This dip is smooth, creamy, and amazingly healthy and full of fiber! Serve this with crudités or warm pita and no one will be any wiser at your holiday gatherings that they’re eating something that’s not loaded with calories and fat. I love this dip because I can put it together in less than 15 min. if I’m in a hurry and a bag of pre-cut carrots on a tray make it look like someone could stay home and cook all day–sort of like rice krispie treats 🙂
I love hummus and most beany dips. I don’t like making hummus because I’m lazy and don’t want to peel the chick peas/garbanzo beans. Yes, I said it, I’m lazy. I feel the same way about ironing and measuring when I cook. I can’t help it. I just hate peeling beans. Now you know my secrets 🙂 I made several iterations of this dip before I was happy with it. I tried it chunky and super duper smooth. I settled on this one because it balanced the smoothness and the extra bite from the acidic lemon juice.

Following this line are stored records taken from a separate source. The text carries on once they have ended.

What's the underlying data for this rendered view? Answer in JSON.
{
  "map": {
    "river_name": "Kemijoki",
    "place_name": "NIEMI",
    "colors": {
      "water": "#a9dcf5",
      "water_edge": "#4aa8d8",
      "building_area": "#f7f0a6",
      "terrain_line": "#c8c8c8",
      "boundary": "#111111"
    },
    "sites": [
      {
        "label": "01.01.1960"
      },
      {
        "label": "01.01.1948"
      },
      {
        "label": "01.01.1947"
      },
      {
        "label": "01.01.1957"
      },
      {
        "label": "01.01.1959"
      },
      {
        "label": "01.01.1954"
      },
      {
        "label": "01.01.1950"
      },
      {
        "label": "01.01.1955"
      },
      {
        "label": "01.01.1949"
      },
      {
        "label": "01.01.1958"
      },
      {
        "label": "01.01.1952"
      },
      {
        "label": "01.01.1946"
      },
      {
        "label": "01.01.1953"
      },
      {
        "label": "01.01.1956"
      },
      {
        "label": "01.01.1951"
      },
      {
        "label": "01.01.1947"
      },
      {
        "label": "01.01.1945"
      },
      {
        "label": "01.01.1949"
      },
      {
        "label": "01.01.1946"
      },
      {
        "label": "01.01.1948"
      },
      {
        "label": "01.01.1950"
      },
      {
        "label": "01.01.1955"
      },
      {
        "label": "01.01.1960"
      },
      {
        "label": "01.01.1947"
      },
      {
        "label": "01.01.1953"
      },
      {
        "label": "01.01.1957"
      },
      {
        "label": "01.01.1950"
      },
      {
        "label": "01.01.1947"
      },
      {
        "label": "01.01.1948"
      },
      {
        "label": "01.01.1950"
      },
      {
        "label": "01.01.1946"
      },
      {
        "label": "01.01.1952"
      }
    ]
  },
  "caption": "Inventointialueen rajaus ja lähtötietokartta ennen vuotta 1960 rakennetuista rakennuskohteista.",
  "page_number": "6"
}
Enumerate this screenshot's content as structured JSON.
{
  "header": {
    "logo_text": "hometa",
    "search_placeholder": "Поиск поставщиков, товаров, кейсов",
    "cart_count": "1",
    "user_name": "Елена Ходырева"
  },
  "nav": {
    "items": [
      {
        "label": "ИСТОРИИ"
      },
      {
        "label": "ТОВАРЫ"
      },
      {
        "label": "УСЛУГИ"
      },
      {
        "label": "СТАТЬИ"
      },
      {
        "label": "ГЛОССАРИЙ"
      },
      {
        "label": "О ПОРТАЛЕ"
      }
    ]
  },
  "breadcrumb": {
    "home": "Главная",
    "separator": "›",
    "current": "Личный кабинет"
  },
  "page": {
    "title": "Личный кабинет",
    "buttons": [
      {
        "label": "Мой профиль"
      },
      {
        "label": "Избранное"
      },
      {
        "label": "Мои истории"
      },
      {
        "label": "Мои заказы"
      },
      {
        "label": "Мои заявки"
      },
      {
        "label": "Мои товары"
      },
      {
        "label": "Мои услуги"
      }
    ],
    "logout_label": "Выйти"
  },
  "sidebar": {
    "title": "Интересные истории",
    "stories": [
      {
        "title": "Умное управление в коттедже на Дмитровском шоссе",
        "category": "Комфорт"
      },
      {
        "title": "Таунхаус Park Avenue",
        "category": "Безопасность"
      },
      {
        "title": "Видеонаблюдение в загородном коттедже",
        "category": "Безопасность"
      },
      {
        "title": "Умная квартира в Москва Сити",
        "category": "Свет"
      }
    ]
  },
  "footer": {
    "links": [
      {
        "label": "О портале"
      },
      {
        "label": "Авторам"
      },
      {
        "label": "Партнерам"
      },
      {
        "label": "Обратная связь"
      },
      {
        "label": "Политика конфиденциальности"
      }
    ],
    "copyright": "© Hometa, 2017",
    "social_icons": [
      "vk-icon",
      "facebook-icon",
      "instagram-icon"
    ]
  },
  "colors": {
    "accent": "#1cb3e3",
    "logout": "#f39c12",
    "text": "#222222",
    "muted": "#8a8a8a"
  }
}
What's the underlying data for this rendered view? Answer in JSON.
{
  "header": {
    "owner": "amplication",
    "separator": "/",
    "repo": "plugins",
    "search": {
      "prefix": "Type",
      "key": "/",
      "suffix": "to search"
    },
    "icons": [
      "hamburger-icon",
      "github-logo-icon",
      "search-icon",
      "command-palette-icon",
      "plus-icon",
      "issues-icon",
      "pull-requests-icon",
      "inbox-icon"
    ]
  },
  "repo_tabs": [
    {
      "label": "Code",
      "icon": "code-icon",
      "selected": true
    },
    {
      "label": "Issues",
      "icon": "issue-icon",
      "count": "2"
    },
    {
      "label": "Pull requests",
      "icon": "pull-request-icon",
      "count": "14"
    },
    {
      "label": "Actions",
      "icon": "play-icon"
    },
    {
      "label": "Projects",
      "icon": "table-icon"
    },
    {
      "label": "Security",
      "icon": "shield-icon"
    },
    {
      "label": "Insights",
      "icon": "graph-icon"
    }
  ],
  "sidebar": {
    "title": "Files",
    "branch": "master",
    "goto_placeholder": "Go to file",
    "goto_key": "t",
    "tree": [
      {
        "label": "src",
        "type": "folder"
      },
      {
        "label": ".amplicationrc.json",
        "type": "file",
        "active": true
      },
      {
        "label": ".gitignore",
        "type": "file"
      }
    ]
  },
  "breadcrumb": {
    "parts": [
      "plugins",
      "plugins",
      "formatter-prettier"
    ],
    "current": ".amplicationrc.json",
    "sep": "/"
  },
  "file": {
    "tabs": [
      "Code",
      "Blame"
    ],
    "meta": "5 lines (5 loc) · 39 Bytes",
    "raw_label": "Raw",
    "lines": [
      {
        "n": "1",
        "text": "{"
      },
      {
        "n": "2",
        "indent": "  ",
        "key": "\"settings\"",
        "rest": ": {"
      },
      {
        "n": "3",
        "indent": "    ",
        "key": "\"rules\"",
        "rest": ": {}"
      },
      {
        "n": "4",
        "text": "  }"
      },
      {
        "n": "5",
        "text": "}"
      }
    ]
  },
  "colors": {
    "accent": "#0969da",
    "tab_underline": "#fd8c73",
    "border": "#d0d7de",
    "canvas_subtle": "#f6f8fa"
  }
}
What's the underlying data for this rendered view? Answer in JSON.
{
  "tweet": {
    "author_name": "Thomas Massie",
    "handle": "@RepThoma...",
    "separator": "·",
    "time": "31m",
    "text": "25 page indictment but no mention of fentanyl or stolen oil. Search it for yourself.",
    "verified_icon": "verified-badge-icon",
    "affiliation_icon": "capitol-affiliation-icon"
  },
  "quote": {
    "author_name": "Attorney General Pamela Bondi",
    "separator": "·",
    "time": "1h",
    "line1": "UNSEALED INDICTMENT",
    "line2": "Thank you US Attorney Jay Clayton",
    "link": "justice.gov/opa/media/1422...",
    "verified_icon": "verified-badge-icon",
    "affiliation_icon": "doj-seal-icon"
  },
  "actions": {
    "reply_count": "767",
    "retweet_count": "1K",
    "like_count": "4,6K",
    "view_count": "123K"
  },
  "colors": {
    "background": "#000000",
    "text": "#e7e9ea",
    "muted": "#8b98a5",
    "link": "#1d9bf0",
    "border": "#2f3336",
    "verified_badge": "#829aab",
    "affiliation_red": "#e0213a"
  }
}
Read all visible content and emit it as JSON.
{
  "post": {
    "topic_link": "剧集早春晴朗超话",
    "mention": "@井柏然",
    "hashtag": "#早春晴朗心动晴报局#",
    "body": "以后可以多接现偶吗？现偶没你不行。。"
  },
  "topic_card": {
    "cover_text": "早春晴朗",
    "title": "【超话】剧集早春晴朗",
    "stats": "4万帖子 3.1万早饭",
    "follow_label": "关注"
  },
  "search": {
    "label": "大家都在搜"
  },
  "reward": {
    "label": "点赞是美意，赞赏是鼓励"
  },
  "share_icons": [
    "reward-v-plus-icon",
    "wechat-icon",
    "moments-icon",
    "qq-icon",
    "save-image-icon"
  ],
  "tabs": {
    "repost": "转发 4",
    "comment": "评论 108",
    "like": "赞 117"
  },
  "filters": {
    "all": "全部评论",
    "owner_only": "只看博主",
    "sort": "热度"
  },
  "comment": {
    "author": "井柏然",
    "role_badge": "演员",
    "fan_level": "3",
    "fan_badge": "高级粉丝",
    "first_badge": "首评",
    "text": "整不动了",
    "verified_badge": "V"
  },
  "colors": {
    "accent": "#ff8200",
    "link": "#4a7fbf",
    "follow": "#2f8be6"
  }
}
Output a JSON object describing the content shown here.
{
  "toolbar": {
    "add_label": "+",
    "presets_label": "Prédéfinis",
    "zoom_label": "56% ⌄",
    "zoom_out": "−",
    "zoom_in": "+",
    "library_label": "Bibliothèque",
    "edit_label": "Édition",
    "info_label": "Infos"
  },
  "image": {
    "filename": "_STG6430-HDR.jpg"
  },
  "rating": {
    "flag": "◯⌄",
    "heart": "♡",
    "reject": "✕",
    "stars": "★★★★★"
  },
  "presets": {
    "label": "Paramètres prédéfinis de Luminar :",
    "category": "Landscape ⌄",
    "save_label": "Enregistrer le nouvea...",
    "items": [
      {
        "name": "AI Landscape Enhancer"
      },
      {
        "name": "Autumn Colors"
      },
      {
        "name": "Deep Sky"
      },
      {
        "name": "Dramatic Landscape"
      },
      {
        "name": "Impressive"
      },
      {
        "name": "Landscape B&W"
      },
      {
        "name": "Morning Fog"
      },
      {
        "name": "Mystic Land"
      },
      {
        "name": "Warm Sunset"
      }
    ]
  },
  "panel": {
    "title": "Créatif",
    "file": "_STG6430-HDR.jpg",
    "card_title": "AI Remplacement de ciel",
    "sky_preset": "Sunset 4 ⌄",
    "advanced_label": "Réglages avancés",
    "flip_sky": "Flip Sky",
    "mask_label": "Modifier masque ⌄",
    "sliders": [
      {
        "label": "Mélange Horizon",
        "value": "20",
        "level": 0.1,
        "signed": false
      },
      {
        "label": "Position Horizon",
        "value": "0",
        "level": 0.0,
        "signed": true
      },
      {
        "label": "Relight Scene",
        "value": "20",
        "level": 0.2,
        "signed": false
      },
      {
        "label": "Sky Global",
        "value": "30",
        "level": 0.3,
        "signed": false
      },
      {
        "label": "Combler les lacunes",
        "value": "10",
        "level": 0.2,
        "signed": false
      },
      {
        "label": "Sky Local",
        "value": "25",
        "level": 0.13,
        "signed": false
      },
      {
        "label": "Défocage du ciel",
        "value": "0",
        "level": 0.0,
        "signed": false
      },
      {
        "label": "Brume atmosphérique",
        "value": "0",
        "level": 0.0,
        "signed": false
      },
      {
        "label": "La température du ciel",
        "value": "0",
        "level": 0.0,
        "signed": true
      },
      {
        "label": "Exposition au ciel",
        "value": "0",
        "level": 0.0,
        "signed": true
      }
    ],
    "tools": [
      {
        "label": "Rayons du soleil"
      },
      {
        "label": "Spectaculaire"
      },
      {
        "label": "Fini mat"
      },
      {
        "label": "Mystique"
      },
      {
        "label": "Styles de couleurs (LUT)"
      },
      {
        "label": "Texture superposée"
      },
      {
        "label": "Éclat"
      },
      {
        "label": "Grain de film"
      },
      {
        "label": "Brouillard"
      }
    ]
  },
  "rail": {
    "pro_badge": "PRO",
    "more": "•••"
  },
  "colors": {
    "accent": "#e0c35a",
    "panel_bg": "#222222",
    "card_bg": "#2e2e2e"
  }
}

- 1 can white beans (northern, cannellini)
- 1 clove garlic
- 1/2 tsp. salt
- 1/2 tsp. black pepper
- 1 tsp. lemon juice
- olive oil
- fresh chopped herbs of choice (parsley, green onion, dill)
- Drain beans and save bean juice in case you need to thin your dip while blending. Set aside bean juice (gross word?)
- Put beans and garlic in a blender of food processor.
- Add lemon juice and a splash of olive oil. I also put in about 2 TBS of the bean juice.
- Blend or pulse until the beans are smooth.
- Remove dip from blender/processor. Add salt, pepper, and herbs.